No user programming shall be required at any level to configure and set up the
redundant network.
B.
Fiber Optic Ethernet Switch Hardware
1. Provide industrially hardened Optical Switch Modules (OSM) as shown on drawing
####. Each switch (OSM) shall be housed in a metal enclosure and shall be rated for
operation from 0-60 degrees Centigrade. Each OSM shall support a redundant Fiber
Optic backbone and up to 6 ports will be provided for device ITP (PLC or SCADA
PC) connection. The power supplies shall operate on 24 VDC. No special
configuration software or hardware shall be required to setup and configure the
OSM. The optical interface module shall incorporate, transmit and receive
indicators.
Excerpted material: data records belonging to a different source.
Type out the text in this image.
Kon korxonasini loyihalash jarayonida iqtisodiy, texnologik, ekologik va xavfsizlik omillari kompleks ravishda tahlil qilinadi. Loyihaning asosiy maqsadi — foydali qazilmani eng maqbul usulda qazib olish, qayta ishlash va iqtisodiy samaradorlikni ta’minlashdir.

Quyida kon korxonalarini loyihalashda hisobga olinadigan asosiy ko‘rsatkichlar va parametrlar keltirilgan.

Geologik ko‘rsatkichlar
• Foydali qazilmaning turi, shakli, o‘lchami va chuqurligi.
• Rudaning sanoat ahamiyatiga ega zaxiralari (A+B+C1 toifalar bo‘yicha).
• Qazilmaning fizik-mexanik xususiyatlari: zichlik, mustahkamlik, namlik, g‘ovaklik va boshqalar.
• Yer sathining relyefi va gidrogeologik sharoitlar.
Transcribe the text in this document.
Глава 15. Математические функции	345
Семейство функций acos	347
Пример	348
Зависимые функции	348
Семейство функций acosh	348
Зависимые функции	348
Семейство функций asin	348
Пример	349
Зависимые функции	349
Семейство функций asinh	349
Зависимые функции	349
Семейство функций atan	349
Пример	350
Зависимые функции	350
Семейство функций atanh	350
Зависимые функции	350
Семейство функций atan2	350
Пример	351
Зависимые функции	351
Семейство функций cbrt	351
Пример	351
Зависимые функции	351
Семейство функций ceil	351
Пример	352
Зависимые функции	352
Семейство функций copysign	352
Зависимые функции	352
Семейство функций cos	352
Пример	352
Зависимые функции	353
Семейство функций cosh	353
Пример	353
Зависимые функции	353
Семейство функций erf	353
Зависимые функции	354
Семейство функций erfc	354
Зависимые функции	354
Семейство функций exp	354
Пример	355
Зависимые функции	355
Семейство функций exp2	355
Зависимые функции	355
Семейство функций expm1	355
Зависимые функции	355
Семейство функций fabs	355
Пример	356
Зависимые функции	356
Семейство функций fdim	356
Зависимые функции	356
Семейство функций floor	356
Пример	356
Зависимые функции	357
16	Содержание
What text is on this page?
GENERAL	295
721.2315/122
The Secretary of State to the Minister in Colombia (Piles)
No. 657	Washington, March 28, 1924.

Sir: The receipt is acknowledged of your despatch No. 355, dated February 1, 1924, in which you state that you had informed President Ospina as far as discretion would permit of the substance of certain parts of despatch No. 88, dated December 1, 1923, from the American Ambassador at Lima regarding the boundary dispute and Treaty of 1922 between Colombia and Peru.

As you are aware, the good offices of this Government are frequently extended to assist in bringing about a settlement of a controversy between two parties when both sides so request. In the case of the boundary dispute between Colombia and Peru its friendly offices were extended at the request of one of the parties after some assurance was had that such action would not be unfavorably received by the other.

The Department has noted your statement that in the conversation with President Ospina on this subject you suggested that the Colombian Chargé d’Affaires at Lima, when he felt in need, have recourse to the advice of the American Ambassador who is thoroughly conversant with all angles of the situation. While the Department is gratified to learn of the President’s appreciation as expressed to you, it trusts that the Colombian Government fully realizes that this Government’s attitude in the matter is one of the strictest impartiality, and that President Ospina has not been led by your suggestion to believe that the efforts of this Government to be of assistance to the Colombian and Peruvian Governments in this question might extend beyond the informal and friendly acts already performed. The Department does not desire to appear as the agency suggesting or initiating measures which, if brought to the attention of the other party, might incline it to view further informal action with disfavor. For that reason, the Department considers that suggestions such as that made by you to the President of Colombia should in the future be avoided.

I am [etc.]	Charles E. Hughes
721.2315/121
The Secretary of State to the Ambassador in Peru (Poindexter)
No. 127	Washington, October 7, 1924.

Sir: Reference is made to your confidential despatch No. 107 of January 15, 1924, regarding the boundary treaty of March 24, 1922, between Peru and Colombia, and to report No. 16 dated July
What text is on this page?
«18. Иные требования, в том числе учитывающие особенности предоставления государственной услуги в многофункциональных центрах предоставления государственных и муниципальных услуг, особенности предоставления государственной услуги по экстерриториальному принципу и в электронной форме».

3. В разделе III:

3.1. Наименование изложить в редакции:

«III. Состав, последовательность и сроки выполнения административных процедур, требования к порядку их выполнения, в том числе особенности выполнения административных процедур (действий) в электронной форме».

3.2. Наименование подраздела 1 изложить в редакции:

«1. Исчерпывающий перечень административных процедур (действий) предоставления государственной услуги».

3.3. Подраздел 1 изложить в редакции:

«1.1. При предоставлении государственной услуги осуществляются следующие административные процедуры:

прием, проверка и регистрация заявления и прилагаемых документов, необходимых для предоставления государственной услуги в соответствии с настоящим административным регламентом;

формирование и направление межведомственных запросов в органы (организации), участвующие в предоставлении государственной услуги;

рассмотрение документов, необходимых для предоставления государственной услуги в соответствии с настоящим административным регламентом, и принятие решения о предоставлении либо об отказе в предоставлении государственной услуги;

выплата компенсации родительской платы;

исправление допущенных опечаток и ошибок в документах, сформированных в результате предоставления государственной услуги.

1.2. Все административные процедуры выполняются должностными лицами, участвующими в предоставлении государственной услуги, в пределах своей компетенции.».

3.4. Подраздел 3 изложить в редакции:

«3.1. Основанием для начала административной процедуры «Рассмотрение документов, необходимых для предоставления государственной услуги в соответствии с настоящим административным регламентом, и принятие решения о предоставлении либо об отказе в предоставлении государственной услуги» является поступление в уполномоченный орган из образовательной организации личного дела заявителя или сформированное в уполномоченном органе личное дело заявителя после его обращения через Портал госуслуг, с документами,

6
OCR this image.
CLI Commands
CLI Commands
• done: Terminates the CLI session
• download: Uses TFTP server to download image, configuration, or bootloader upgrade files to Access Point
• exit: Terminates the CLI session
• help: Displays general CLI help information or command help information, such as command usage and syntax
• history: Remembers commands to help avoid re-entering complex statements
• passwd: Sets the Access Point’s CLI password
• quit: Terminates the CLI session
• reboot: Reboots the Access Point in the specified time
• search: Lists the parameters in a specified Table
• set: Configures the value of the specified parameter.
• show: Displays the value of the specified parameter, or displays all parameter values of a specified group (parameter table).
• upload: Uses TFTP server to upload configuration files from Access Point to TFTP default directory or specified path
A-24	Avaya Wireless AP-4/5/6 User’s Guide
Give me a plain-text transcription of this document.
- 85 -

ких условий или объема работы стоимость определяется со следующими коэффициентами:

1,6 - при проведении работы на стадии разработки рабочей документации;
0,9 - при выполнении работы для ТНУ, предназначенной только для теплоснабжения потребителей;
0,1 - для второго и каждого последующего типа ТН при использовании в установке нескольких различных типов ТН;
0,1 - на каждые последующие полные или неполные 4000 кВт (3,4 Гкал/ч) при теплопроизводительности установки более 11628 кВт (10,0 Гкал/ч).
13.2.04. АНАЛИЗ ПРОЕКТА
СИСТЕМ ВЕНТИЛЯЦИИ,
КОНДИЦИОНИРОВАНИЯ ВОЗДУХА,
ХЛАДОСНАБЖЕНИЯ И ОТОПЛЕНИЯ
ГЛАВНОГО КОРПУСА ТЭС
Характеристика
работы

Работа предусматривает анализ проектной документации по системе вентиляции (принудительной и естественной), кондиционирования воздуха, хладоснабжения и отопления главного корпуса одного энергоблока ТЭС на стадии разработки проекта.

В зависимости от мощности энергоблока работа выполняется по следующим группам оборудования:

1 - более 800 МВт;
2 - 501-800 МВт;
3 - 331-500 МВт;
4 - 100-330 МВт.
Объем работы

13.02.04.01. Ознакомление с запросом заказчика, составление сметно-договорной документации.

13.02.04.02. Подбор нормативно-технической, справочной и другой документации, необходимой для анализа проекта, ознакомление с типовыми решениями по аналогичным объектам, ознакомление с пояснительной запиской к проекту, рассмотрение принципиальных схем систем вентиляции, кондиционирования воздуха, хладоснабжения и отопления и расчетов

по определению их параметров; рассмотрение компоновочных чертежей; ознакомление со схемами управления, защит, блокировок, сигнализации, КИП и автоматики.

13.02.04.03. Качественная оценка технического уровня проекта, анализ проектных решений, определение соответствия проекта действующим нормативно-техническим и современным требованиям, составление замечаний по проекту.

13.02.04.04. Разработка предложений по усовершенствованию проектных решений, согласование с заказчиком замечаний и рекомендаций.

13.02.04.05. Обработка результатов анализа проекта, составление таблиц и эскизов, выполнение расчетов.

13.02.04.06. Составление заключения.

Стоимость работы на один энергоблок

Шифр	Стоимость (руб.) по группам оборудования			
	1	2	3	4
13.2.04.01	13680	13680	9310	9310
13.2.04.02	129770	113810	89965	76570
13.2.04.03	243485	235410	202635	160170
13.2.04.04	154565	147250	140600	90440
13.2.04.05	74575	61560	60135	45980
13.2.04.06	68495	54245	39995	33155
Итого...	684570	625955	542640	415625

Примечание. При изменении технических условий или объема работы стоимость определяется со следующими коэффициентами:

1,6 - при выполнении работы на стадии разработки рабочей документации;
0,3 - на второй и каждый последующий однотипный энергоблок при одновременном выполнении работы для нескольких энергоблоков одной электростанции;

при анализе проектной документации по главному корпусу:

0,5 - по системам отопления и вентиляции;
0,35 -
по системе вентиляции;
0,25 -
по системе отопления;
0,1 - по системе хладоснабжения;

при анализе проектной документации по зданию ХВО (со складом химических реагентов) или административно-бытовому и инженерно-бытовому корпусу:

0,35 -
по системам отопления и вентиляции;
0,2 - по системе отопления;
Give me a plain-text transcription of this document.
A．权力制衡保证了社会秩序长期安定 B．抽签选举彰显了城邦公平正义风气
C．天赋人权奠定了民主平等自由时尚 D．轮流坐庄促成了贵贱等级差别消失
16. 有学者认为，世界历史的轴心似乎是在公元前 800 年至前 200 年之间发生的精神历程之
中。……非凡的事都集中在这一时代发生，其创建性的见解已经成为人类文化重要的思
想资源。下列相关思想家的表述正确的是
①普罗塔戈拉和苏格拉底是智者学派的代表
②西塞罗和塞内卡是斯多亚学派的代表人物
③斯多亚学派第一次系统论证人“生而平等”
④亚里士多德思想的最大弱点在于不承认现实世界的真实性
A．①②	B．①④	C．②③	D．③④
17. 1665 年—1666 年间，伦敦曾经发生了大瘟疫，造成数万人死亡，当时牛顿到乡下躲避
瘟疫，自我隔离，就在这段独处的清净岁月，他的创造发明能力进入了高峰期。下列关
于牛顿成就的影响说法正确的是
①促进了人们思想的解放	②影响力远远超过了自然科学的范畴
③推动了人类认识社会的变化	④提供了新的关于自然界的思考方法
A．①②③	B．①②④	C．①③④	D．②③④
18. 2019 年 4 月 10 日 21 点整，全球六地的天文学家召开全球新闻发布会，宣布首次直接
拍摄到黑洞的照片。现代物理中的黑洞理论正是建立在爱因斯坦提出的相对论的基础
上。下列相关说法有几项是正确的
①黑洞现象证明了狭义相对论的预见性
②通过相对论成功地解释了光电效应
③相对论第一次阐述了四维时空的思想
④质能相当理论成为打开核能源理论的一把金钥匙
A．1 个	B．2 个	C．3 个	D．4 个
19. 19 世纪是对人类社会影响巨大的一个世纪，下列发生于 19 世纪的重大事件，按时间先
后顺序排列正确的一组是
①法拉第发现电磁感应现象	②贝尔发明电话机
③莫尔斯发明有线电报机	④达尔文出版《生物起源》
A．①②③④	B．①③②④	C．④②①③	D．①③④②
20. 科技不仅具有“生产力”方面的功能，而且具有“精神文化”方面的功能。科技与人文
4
The fiber optic communications system shall operate in full duplex
mode at 100Mbit per second using switch technology at up to 3000 meters distance
between switches. Each ITP connected device (PLC or SCADA PC) may be up to
100 meters from the OSM. Network failover and recovery shall be transparent to the
user and shall occur automatically with no user intervention. The OSM’s shall be as
manufactured by Siemens.
C.
Fiber Optic Cable
1. The fiber optic cable required shall be industry standard 62.5/125 micron glass
cable.
2. Provide a fiber optic termination kit. The termination kit shall include tools and
connectors necessary to repair or replace the fiber optic cable connectors. Provide
one of each different type of connector.